Senate legislation would codify Presidential Innovation Fellows
Several senators introduced legislation Wednesday that would codify the Presidential Innovation Fellows program, which embeds private-sector innovators into federal agencies for a yearlong tour.
Sens. Mark Warner, D-Va., James Lankford, R-Okla., and Cory Booker, D-N.J., introduced the bill to codify the program institutionalized under a 2015 executive order by President Obama. The legislation is considered a companion bill, with some technical changes, to the House’s TALENT Act of 2016, which passed in July.
The goal is to set the project in stone in anticipation of a changing administration.
“This bill creates a permanent pipeline for our nation’s best and brightest to innovate inside government agencies, allowing for an injection of private sector expertise without creating bureaucratic bloat or displacing change-makers within government,” Warner said in a statement. “The contributions of the talented participants of the Presidential Innovation Fellows program will help us build a more efficient, accessible, and accountable government for generations to come.”

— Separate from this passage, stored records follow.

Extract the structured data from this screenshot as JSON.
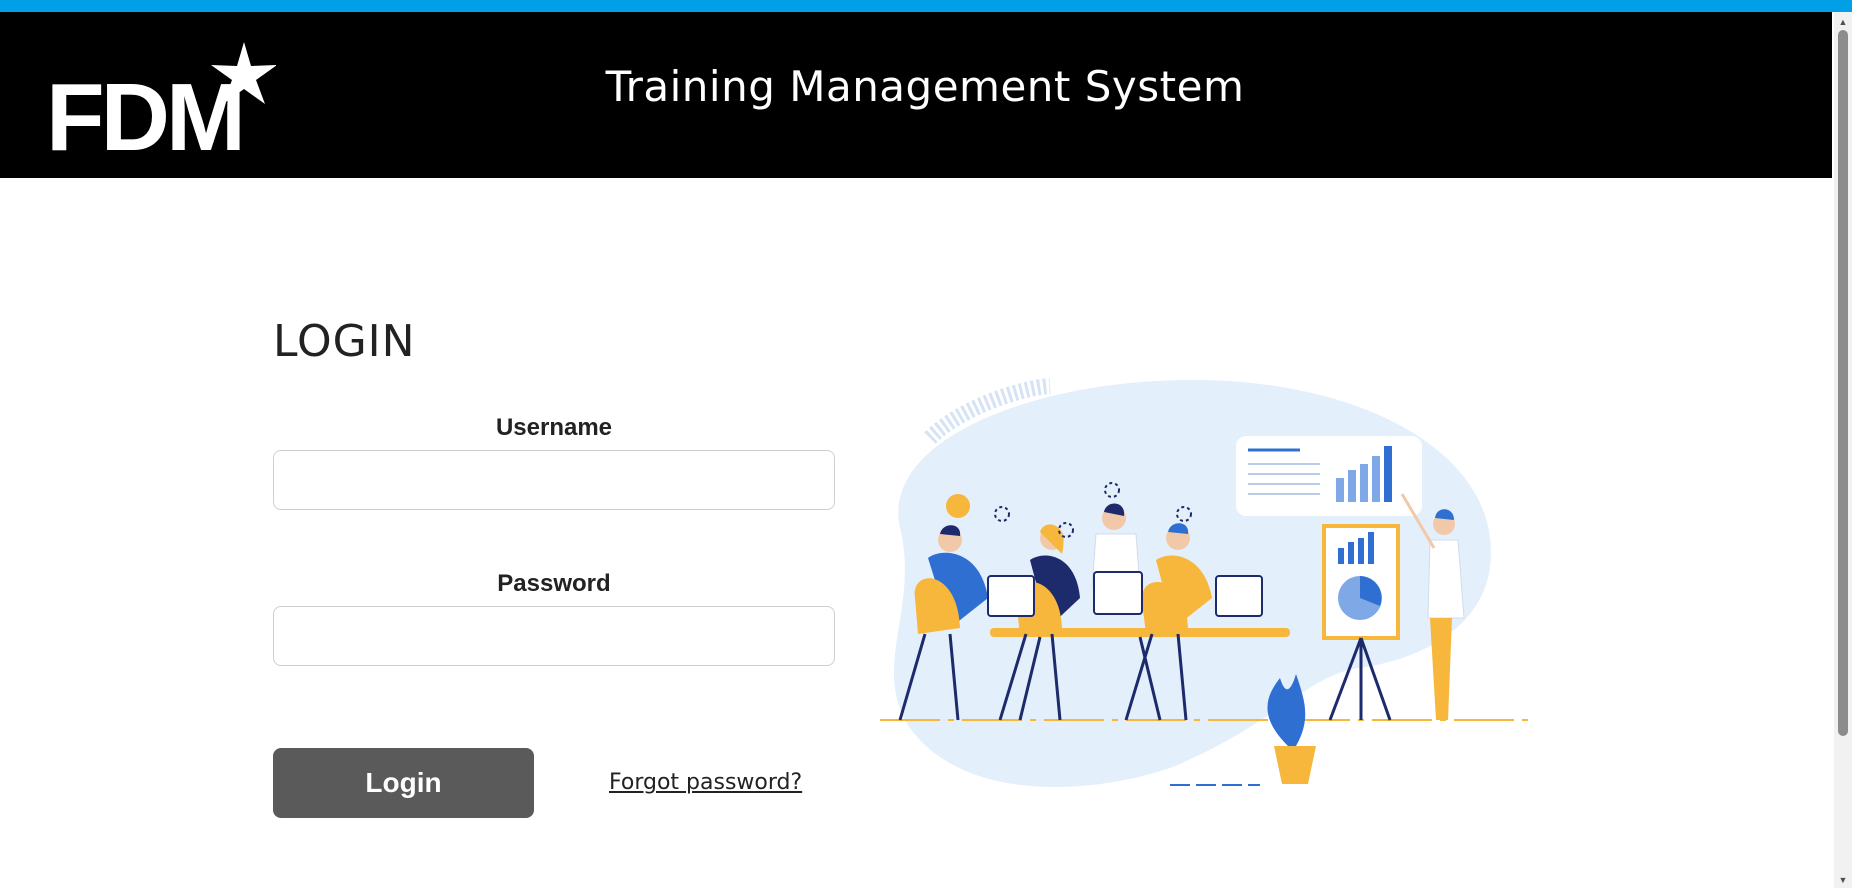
{
  "header": {
    "brand": "FDM",
    "title": "Training Management System"
  },
  "login": {
    "title": "LOGIN",
    "username_label": "Username",
    "username_value": "",
    "password_label": "Password",
    "password_value": "",
    "login_button": "Login",
    "forgot_link": "Forgot password?"
  },
  "colors": {
    "accent_strip": "#009fe8",
    "header_bg": "#000000",
    "button_bg": "#5a5a5a",
    "illustration_blue": "#2e6fd1",
    "illustration_yellow": "#f6b73c"
  },
  "icons": {
    "scroll_up": "▲",
    "scroll_down": "▼"
  }
}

Lankford called the bill “commonsense legislation,” and Booker said that making the program permanent will make sure government can keep pace with innovation.
“The Presidential Innovation Fellows program has furnished our nation’s boldest engineers and technologists with a unique opportunity to work with government agencies on providing more innovative and engaging services to the public,” Booker said.

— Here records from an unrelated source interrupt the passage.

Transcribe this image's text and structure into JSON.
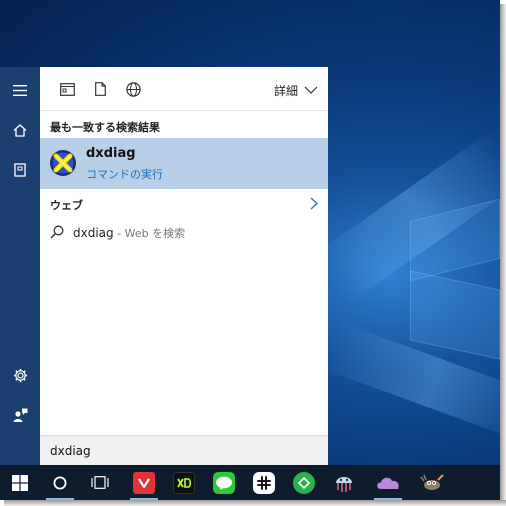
{
  "toolbar": {
    "filter_label": "詳細"
  },
  "best_match": {
    "header": "最も一致する検索結果",
    "title": "dxdiag",
    "subtitle": "コマンドの実行"
  },
  "web": {
    "header": "ウェブ",
    "result_query": "dxdiag",
    "result_suffix": " - Web を検索"
  },
  "search": {
    "value": "dxdiag"
  },
  "taskbar": {
    "apps": [
      {
        "name": "vivaldi",
        "color": "#e0343b",
        "glyph": "V"
      },
      {
        "name": "xd",
        "color": "#1d1d1d",
        "glyph": "XD"
      },
      {
        "name": "line",
        "color": "#2fc73a",
        "glyph": "LINE"
      },
      {
        "name": "slack",
        "color": "#ffffff",
        "glyph": "#"
      },
      {
        "name": "feedly",
        "color": "#2bb24c",
        "glyph": "f"
      },
      {
        "name": "jellyfish",
        "color": "#6b8fd8",
        "glyph": "J"
      },
      {
        "name": "onedrive",
        "color": "#b58ad8",
        "glyph": "☁"
      },
      {
        "name": "gimp",
        "color": "#7a6a55",
        "glyph": "G"
      }
    ]
  },
  "colors": {
    "highlight": "#b7d0e8",
    "accent_link": "#1a6fb6",
    "rail": "#1b3f6e",
    "taskbar": "#0f1c2e"
  }
}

Fellows — known as PIFs — have contributed to major federal technology projects such as the launch of Data.gov, the Police Data Initiative, Blue Button and the RFP-EZ platform.
Several fellows this year also worked on a project with the Commerce Department and the White House’s Council on Women and Girls called Hack the Pay Gap, which was designed to “open up troves of census data at the intersection of income and gender” to encourage citizens to build tools to close the gender pay gap, Smita Satiani, deputy director for the Presidential Innovation Fellows program, told FedScoop in July.

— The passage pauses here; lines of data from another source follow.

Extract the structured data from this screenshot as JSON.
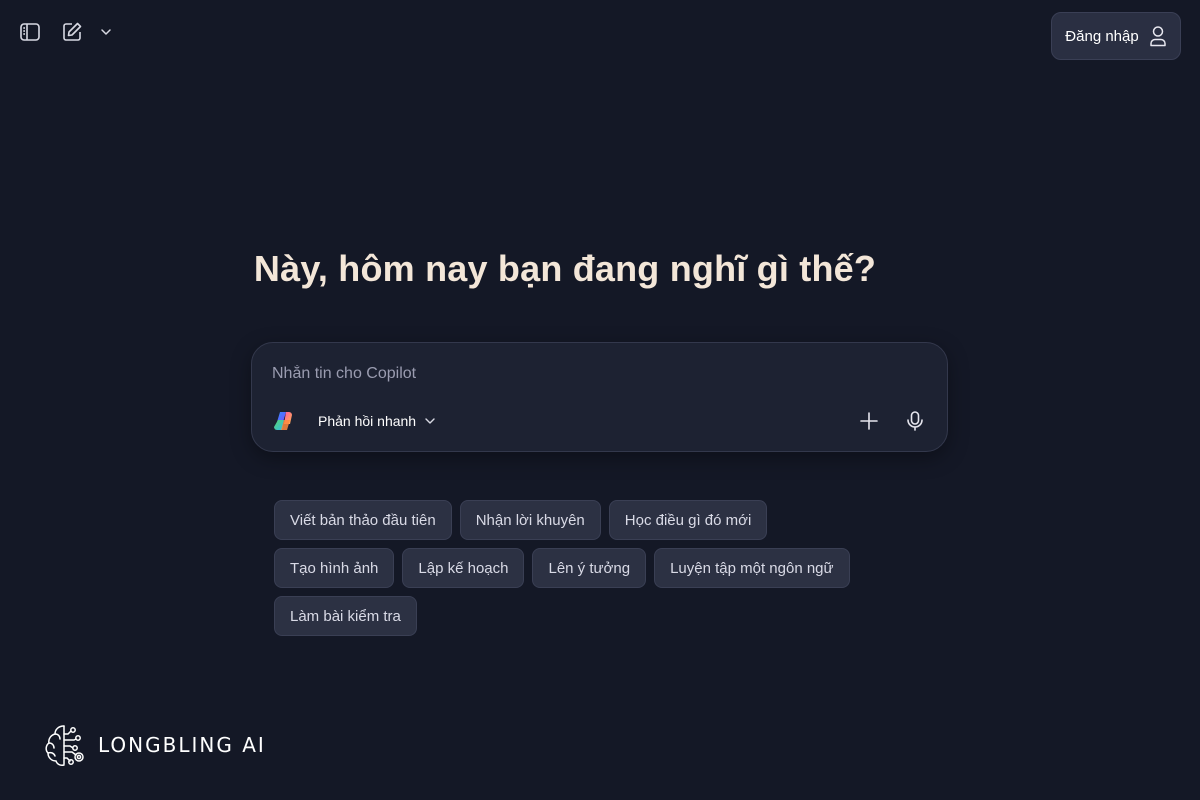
{
  "header": {
    "login_label": "Đăng nhập"
  },
  "main": {
    "headline": "Này, hôm nay bạn đang nghĩ gì thế?"
  },
  "composer": {
    "placeholder": "Nhắn tin cho Copilot",
    "value": "",
    "mode_label": "Phản hồi nhanh"
  },
  "suggestions": [
    "Viết bản thảo đầu tiên",
    "Nhận lời khuyên",
    "Học điều gì đó mới",
    "Tạo hình ảnh",
    "Lập kế hoạch",
    "Lên ý tưởng",
    "Luyện tập một ngôn ngữ",
    "Làm bài kiểm tra"
  ],
  "brand": {
    "name": "LONGBLING AI"
  },
  "icons": {
    "sidebar": "sidebar-icon",
    "new_chat": "compose-icon",
    "dropdown": "chevron-down-icon",
    "user": "user-icon",
    "copilot": "copilot-logo-icon",
    "add": "plus-icon",
    "mic": "microphone-icon",
    "brand": "brain-circuit-icon"
  },
  "colors": {
    "background": "#141826",
    "headline": "#f3e6d8",
    "chip_bg": "#2c3143",
    "composer_bg": "#1d2232"
  }
}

[Read more: Citizens use census data to Hack the Pay Gap]
The tools created as a part of the initiative tackled everything from salary negotiation and the cost of goods based on wage inequality to how maternity leave affects the pay disparity.
People shopping online, for example, can use a Google Chrome extension or interactive microsite called Raise Above the Wage to see the cost of an item adjusted for wage inequality.
Through the extension, a user could find that based on median wage, an African-American woman would have to work 42 minutes longer than a white man to afford a $12.50 lunch.
“When you see the quality of the products that were produced I think it really speaks to you know the power of government and citizens collaborating in this way,” said Kyla Fullenwider, a 2016 PIF who worked on the initiative with Satiani.
Many PIFs have stayed on with the federal government after their fellowship ended, taking innovative roles with agencies — many as part of the 18F team at the General Services Administration, which currently houses the Presidential Innovation Fellows program.
The program began accepting applications for its 2017 class last week.